Why’d you just disappear? he asks. When I got back to the farm, you weren’t there.
What did Joan tell you?
Not much of anything really.
She did admit seeing us, didn’t she?
Yes, she said she saw us. Then she said all sorts of sinister things about you. That I shouldn’t expect anything. That you’re rather like an alley cat.
I make zigzags with my fork across my plate, plowing through mashed potatoes and green beans.
I started to write you a romantic letter, you know, but I never did. I started to call you, but I didn’t do that either. Actually, I did write the letter, a rather passionate letter really, but I never sent it. Anyway, I wouldn’t have known where to send it, except in care of Joan. And I wouldn’t trust her to give it to you anyway.
So where are you staying? What hotel? I ask, cutting the Chateaubriand.
The Sheraton.
How long will you be in town?
Several more days. I’m glad you want to know.
Profiterolles au chocolat. Isles flottants. Tartes aux pommes.
I prefer Italian food, I comment. Joan says I like French food, but I prefer Italian food.
They say most Americans do.
I’d like to come and see you, I said. But Joan and I are flying to Amsterdam tonight.
He takes out a notepad and scribbles something.
Here’s my permanent address, not Joa
n’s farm. If you ever want to find me.
You know where I am, I said.
Yes.
Joan said your real name’s Naughton. That it’s Naughton James Savage.
Yeah. I’ve always sorta liked it. But Joan never has. The AARS has me as Naughton James Savage, though.
What about the AAARS? I ask, as the waiter brings our isles flottants.
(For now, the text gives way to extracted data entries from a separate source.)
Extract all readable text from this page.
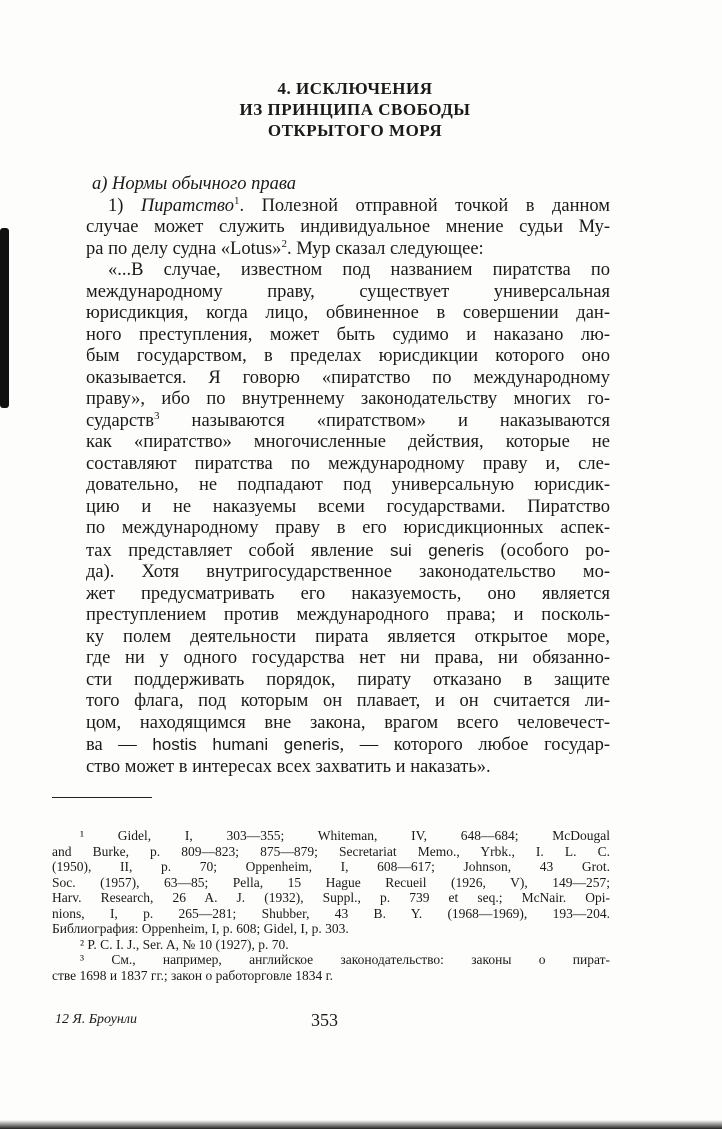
4. ИСКЛЮЧЕНИЯ
ИЗ ПРИНЦИПА СВОБОДЫ
ОТКРЫТОГО МОРЯ
а) Нормы обычного права
1) Пиратство$^1$. Полезной отправной точкой в данном
случае может служить индивидуальное мнение судьи Му-
ра по делу судна «Lotus»$^2$. Мур сказал следующее:
«...В случае, известном под названием пиратства по
международному праву, существует универсальная
юрисдикция, когда лицо, обвиненное в совершении дан-
ного преступления, может быть судимо и наказано лю-
бым государством, в пределах юрисдикции которого оно
оказывается. Я говорю «пиратство по международному
праву», ибо по внутреннему законодательству многих го-
сударств$^3$ называются «пиратством» и наказываются
как «пиратство» многочисленные действия, которые не
составляют пиратства по международному праву и, сле-
довательно, не подпадают под универсальную юрисдик-
цию и не наказуемы всеми государствами. Пиратство
по международному праву в его юрисдикционных аспек-
тах представляет собой явление sui generis (особого ро-
да). Хотя внутригосударственное законодательство мо-
жет предусматривать его наказуемость, оно является
преступлением против международного права; и посколь-
ку полем деятельности пирата является открытое море,
где ни у одного государства нет ни права, ни обязанно-
сти поддерживать порядок, пирату отказано в защите
того флага, под которым он плавает, и он считается ли-
цом, находящимся вне закона, врагом всего человечест-
ва — hostis humani generis, — которого любое государ-
ство может в интересах всех захватить и наказать».
¹ Gidel, I, 303—355; Whiteman, IV, 648—684; McDougal
and Burke, p. 809—823; 875—879; Secretariat Memo., Yrbk., I. L. C.
(1950), II, p. 70; Oppenheim, I, 608—617; Johnson, 43 Grot.
Soc. (1957), 63—85; Pella, 15 Hague Recueil (1926, V), 149—257;
Harv. Research, 26 A. J. (1932), Suppl., p. 739 et seq.; McNair. Opi-
nions, I, p. 265—281; Shubber, 43 B. Y. (1968—1969), 193—204.
Библиография: Oppenheim, I, p. 608; Gidel, I, p. 303.
² P. C. I. J., Ser. A, № 10 (1927), p. 70.
³ См., например, английское законодательство: законы о пират-
стве 1698 и 1837 гг.; закон о работорговле 1834 г.
12 Я. Броунли	353
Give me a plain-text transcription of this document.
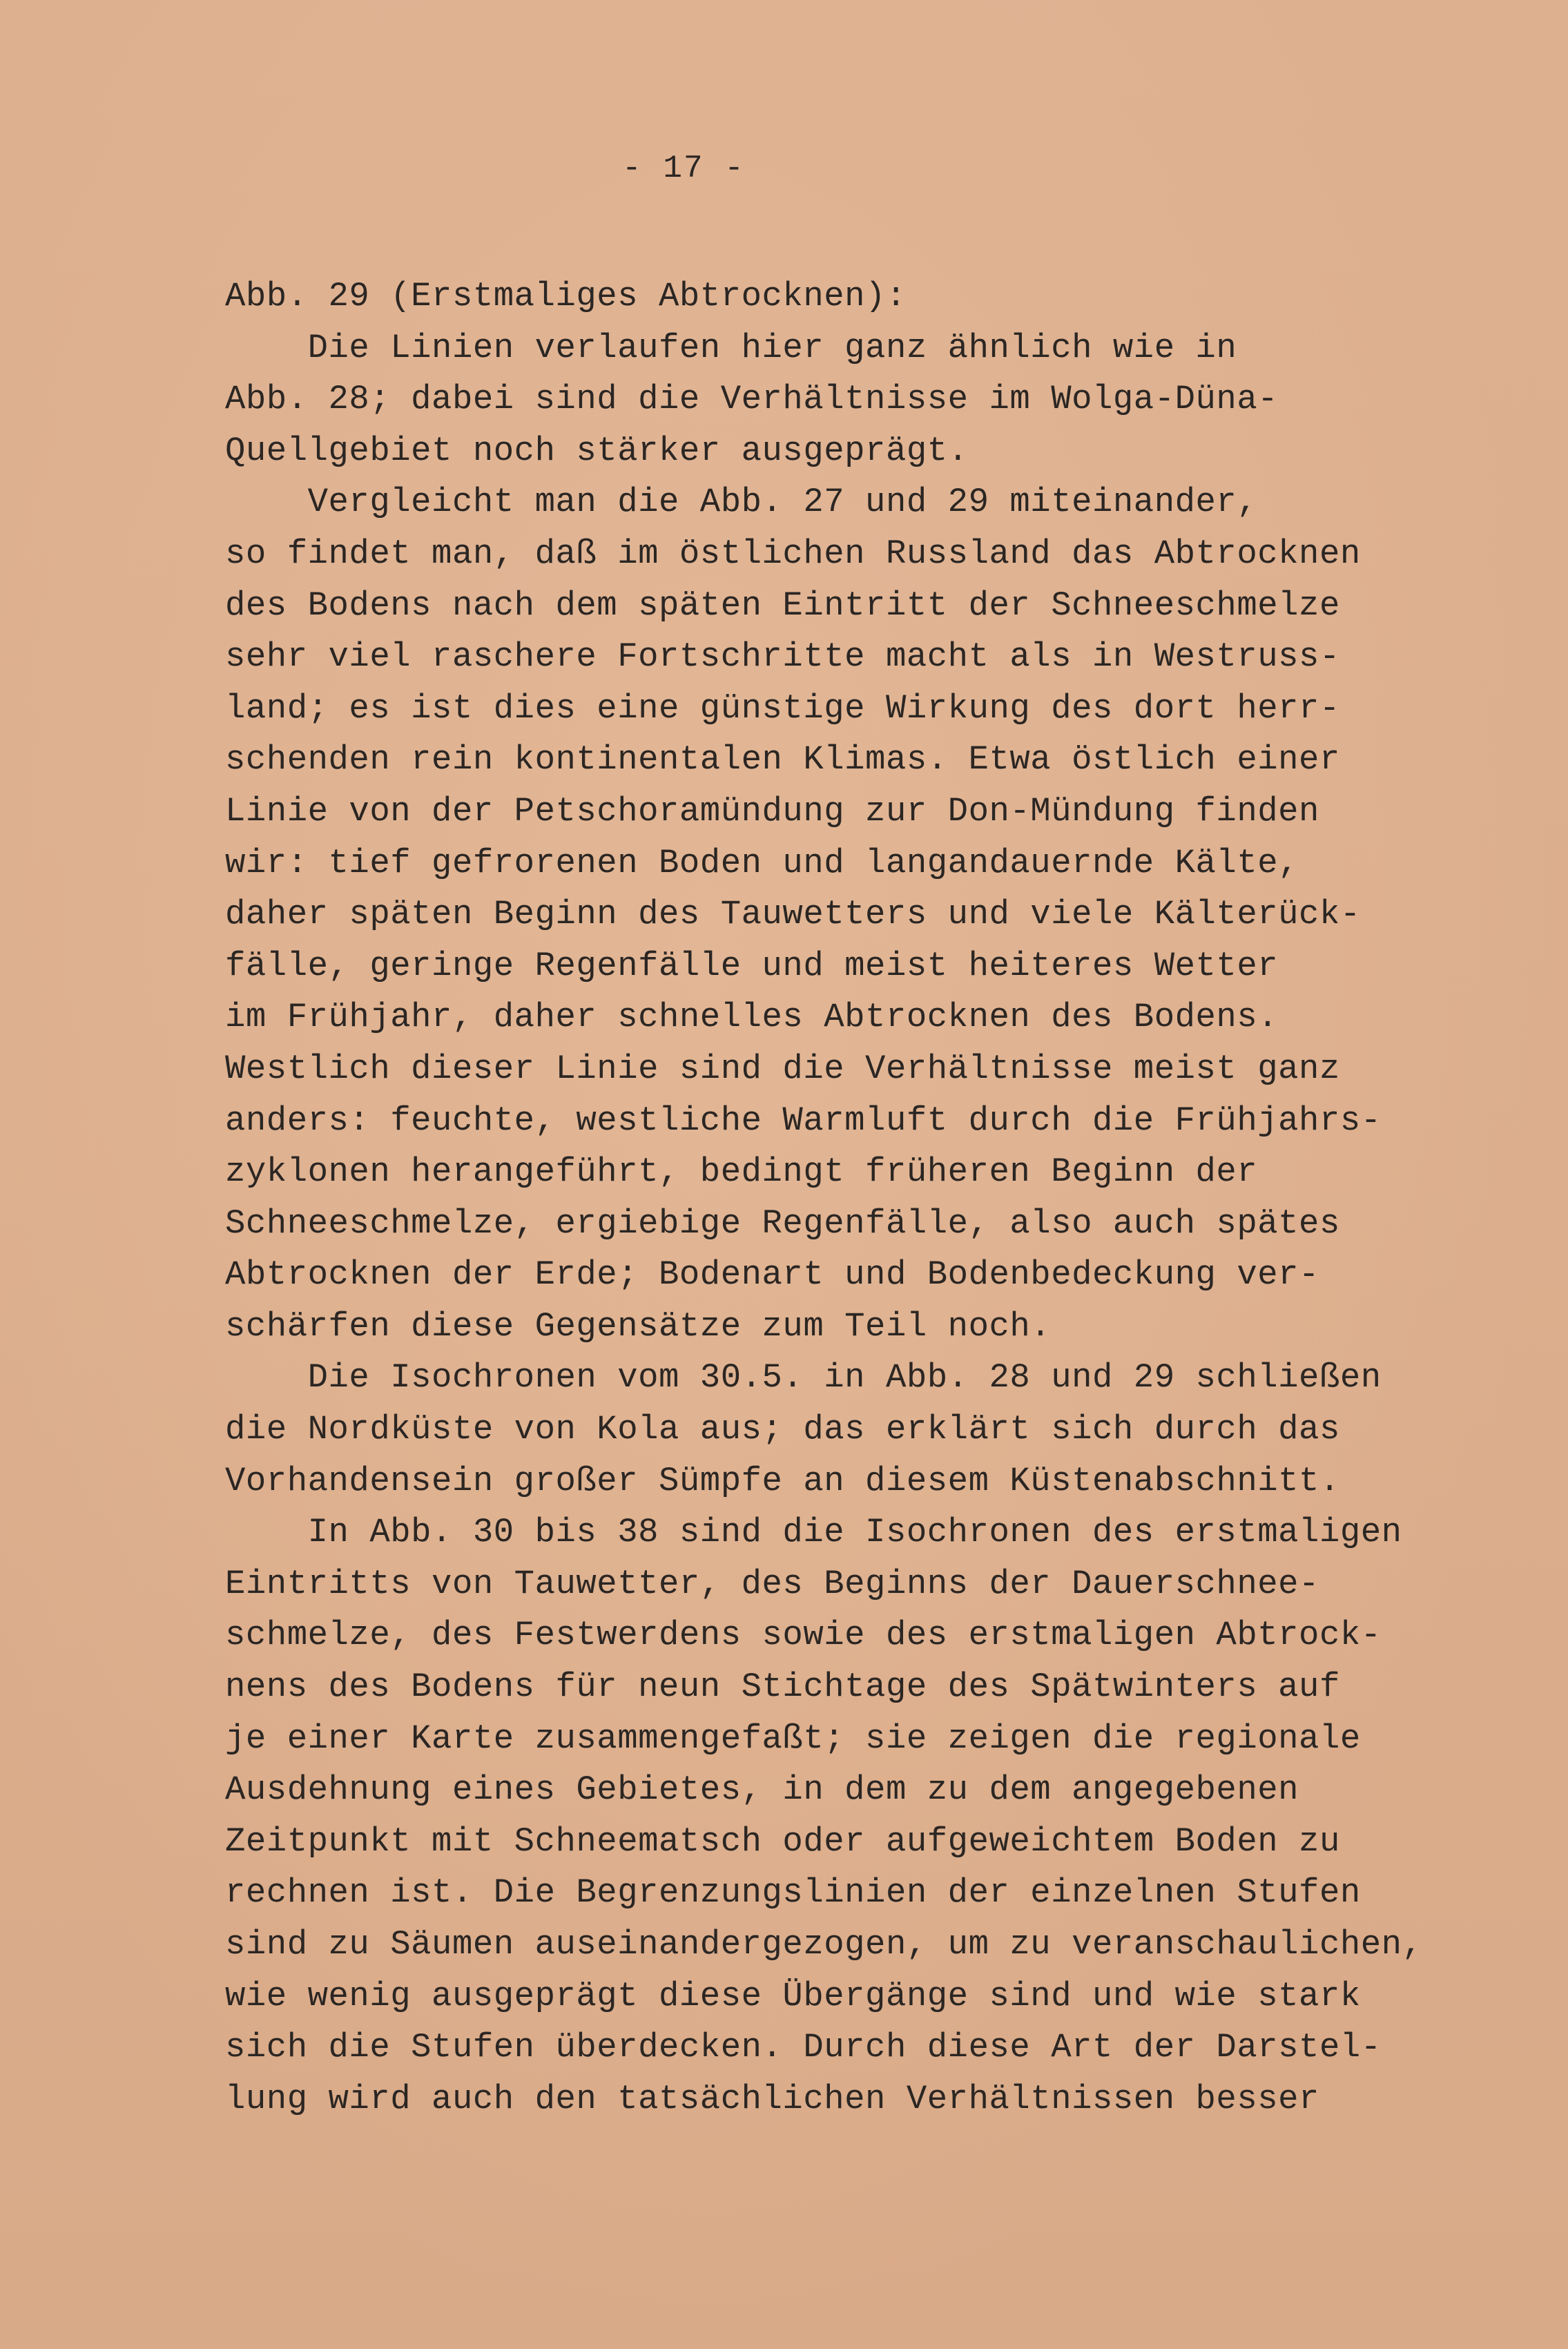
- 17 -
Abb. 29 (Erstmaliges Abtrocknen):
Die Linien verlaufen hier ganz ähnlich wie in
Abb. 28; dabei sind die Verhältnisse im Wolga-Düna-
Quellgebiet noch stärker ausgeprägt.
Vergleicht man die Abb. 27 und 29 miteinander,
so findet man, daß im östlichen Russland das Abtrocknen
des Bodens nach dem späten Eintritt der Schneeschmelze
sehr viel raschere Fortschritte macht als in Westruss-
land; es ist dies eine günstige Wirkung des dort herr-
schenden rein kontinentalen Klimas. Etwa östlich einer
Linie von der Petschoramündung zur Don-Mündung finden
wir: tief gefrorenen Boden und langandauernde Kälte,
daher späten Beginn des Tauwetters und viele Kälterück-
fälle, geringe Regenfälle und meist heiteres Wetter
im Frühjahr, daher schnelles Abtrocknen des Bodens.
Westlich dieser Linie sind die Verhältnisse meist ganz
anders: feuchte, westliche Warmluft durch die Frühjahrs-
zyklonen herangeführt, bedingt früheren Beginn der
Schneeschmelze, ergiebige Regenfälle, also auch spätes
Abtrocknen der Erde; Bodenart und Bodenbedeckung ver-
schärfen diese Gegensätze zum Teil noch.
Die Isochronen vom 30.5. in Abb. 28 und 29 schließen
die Nordküste von Kola aus; das erklärt sich durch das
Vorhandensein großer Sümpfe an diesem Küstenabschnitt.
In Abb. 30 bis 38 sind die Isochronen des erstmaligen
Eintritts von Tauwetter, des Beginns der Dauerschnee-
schmelze, des Festwerdens sowie des erstmaligen Abtrock-
nens des Bodens für neun Stichtage des Spätwinters auf
je einer Karte zusammengefaßt; sie zeigen die regionale
Ausdehnung eines Gebietes, in dem zu dem angegebenen
Zeitpunkt mit Schneematsch oder aufgeweichtem Boden zu
rechnen ist. Die Begrenzungslinien der einzelnen Stufen
sind zu Säumen auseinandergezogen, um zu veranschaulichen,
wie wenig ausgeprägt diese Übergänge sind und wie stark
sich die Stufen überdecken. Durch diese Art der Darstel-
lung wird auch den tatsächlichen Verhältnissen besser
Professor Doctor the Right Honorable Naughton James Savage, Esquire, he jokes. You know how we are about titles. Don’t ask me about the ASS, though.
BOOK
FIVE
CHAPTER
FORTY-ONE
What brings you here? She is sitting on a couch, her ankles crossed. Then she rests one ankle on the other knee and leans forward. Square yellow shoulders, square yellow eyebrows. Her eyebrows are shaped like the eyebrows of the Japanese courtesans—I think they’re courtesans—in those imake paintings, those scroll-type paintings. I believe she’s even wearing yellow contact lenses, but it’s a long room and she’s half in shadow, and I can’t be sure.
Well, tell me what you’re doing here? I’ve got all the help around here I can use, she says.
So you’ve finally decided to fire me?
Yeah, why not?
I stare at her yellow nails. Square. I turn and walk down the yellow-carpeted hall.
It is my first dream in color, not black-and-white.
CHAPTER
FORTY-TWO
I throw a section of the Times at Joan. We’re standing in the entrance of the recording studio, in New York, where I’ve waited for her. Did you know what you were doing?